Local schools shifted to online classes in May when the government imposed a nationwide level 3 COVID-19 alert, but many children in remote areas could not take the classes as they lacked computers or digital devices due to their economic situation, World Vision Taiwan acting director Yvonne Nieh (聶海華) told a news conference in Taipei yesterday.
Up to 83 percent of low-income families in Taiwan did not have Internet access at home, and 43 percent of children in low-income families did not have digital devices, a survey conducted by World Vision Taiwan earlier this year showed.
Photo courtesy of HSBC Bank Taiwan Ltd
“In some cases, there was only one computer in a family, which was not enough as the children have to take classes at the same time,” Nieh said.

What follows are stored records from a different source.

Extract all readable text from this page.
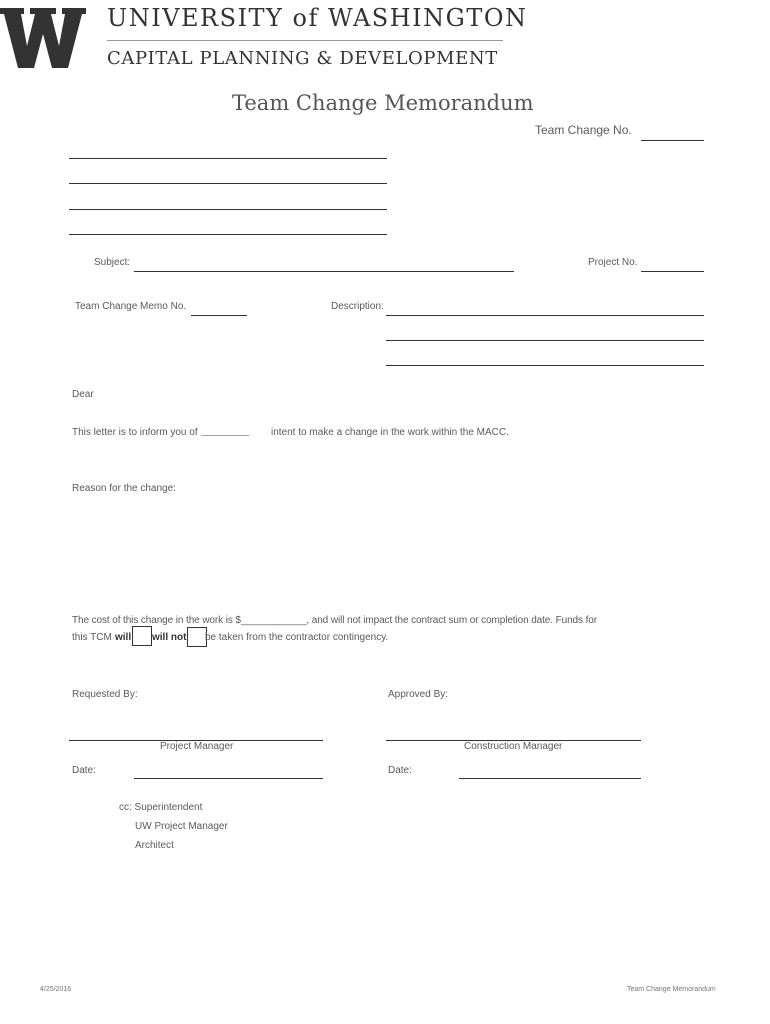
UNIVERSITY of WASHINGTON
CAPITAL PLANNING & DEVELOPMENT
Team Change Memorandum
Team Change No.
Subject:	Project No.
Team Change Memo No.	Description:
Dear
This letter is to inform you of ____________ intent to make a change in the work within the MACC.
Reason for the change:
The cost of this change in the work is $____________, and will not impact the contract sum or completion date. Funds for
this TCM will will not be taken from the contractor contingency.
Requested By:	Approved By:
Project Manager	Construction Manager
Date:	Date:
cc: Superintendent
UW Project Manager
Architect
4/25/2016	Team Change Memorandum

This limited the children’s access to online learning resources and put them at risk of lagging behind their peers, HSBC Taiwan said.
Children’s right to education should not be impeded by a lack of computers, it added.
As part of the program, the bank would donate 250 notebook computers to children in remote areas, such as Penghu and Pingtung County, while Asustek, one of the bank’s corporate clients, would donate 128 computers for distribution through World Vision Taiwan, the companies said.
Nieh said that World Vision Taiwan sends iPads to elementary-school students, and computers or notebooks for those who attend high school or college.
Besides donating computers, HSBC Taiwan offers financial education to children in remote areas, as solid financial knowledge would help them become independent, HSBC Bank Taiwan chief executive officer Adam Chen (陳志堅) said.
“In our education program, we teach basic financial knowledge, such as foreign exchange or banks’ everyday operations, to the children as it is useful. Some children have never used automatic-teller machines,” Chen said.
Sixty children had attended the education program this year, the bank said.
Before the COVID-19 pandemic, HSBC had invited children to its physical branches and gave them guided tours so that they could see how a bank operates, Chen said.
A total of 900 children had attended the tours, the bank said.